At a high-level, this replaces the old physical `Limit` operator with two new operators, `LocalLimit` and `GlobalLimit`. `LocalLimit` performs per-partition limits, while `GlobalLimit` applies the final limit to a single partition; `GlobalLimit`'s declares that its `requiredInputDistribution` is `SinglePartition`, which will cause the planner to use an `Exchange` to perform the appropriate shuffles. Thus, a logical `Limit` appearing in the middle of a query plan will be expanded into `LocalLimit -> Exchange to one partition -> GlobalLimit`.
In the old code, calling `someDataFrame.limit(100).collect()` or `someDataFrame.take(100)` would actually skip the shuffle and use a fast-path which used `executeTake()` in order to avoid computing all partitions in case only a small number of rows were requested. This patch preserves this optimization by treating logical `Limit` operators specially when they appear as the terminal operator in a query plan: if a `Limit` is the final operator, then we will plan a special `CollectLimit` physical operator which implements the old `take()`-based logic.

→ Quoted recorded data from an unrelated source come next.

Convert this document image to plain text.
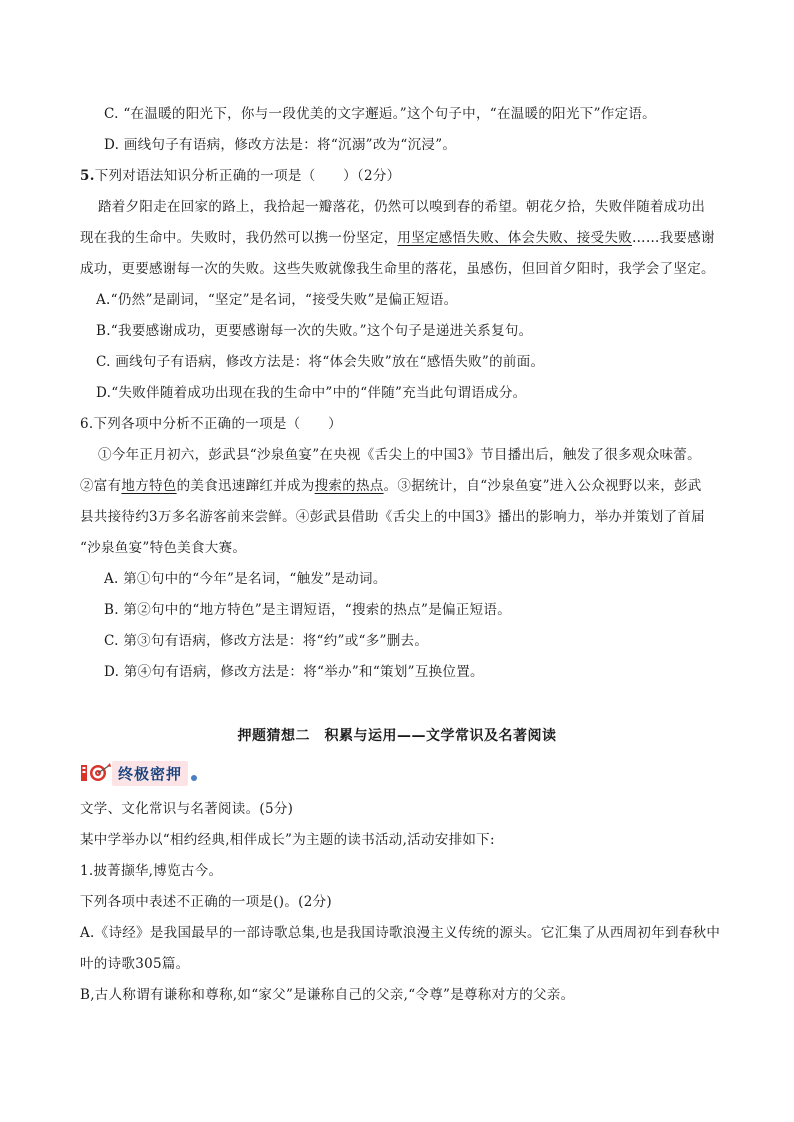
C. “在温暖的阳光下，你与一段优美的文字邂逅。”这个句子中，“在温暖的阳光下”作定语。
D. 画线句子有语病，修改方法是：将“沉溺”改为“沉浸”。
5.下列对语法知识分析正确的一项是（　　）（2分）
踏着夕阳走在回家的路上，我拾起一瓣落花，仍然可以嗅到春的希望。朝花夕拾，失败伴随着成功出
现在我的生命中。失败时，我仍然可以携一份坚定，用坚定感悟失败、体会失败、接受失败……我要感谢
成功，更要感谢每一次的失败。这些失败就像我生命里的落花，虽感伤，但回首夕阳时，我学会了坚定。
A.“仍然”是副词，“坚定”是名词，“接受失败”是偏正短语。
B.“我要感谢成功，更要感谢每一次的失败。”这个句子是递进关系复句。
C. 画线句子有语病，修改方法是：将“体会失败”放在“感悟失败”的前面。
D.“失败伴随着成功出现在我的生命中”中的“伴随”充当此句谓语成分。
6.下列各项中分析不正确的一项是（　　）
①今年正月初六，彭武县“沙泉鱼宴”在央视《舌尖上的中国3》节目播出后，触发了很多观众味蕾。
②富有地方特色的美食迅速蹿红并成为搜索的热点。③据统计，自“沙泉鱼宴”进入公众视野以来，彭武
县共接待约3万多名游客前来尝鲜。④彭武县借助《舌尖上的中国3》播出的影响力，举办并策划了首届
“沙泉鱼宴”特色美食大赛。
A. 第①句中的“今年”是名词，“触发”是动词。
B. 第②句中的“地方特色”是主谓短语，“搜索的热点”是偏正短语。
C. 第③句有语病，修改方法是：将“约”或“多”删去。
D. 第④句有语病，修改方法是：将“举办”和“策划”互换位置。
押题猜想二　积累与运用——文学常识及名著阅读
终极密押
文学、文化常识与名著阅读。(5分)
某中学举办以“相约经典,相伴成长”为主题的读书活动,活动安排如下:
1.披菁撷华,博览古今。
下列各项中表述不正确的一项是()。(2分)
A.《诗经》是我国最早的一部诗歌总集,也是我国诗歌浪漫主义传统的源头。它汇集了从西周初年到春秋中
叶的诗歌305篇。
B,古人称谓有谦称和尊称,如“家父”是谦称自己的父亲,“令尊”是尊称对方的父亲。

In order to be able to match on operators only at the root of the query plan, this patch introduces a special `ReturnAnswer` logical operator which functions similar to `BroadcastHint`: this dummy operator is inserted at the root of the optimized logical plan before invoking the physical planner, allowing the planner to pattern-match on it.
Author: Josh Rosen <joshrosen@databricks.com>
Closes #7334 from JoshRosen/remove-copy-in-limit.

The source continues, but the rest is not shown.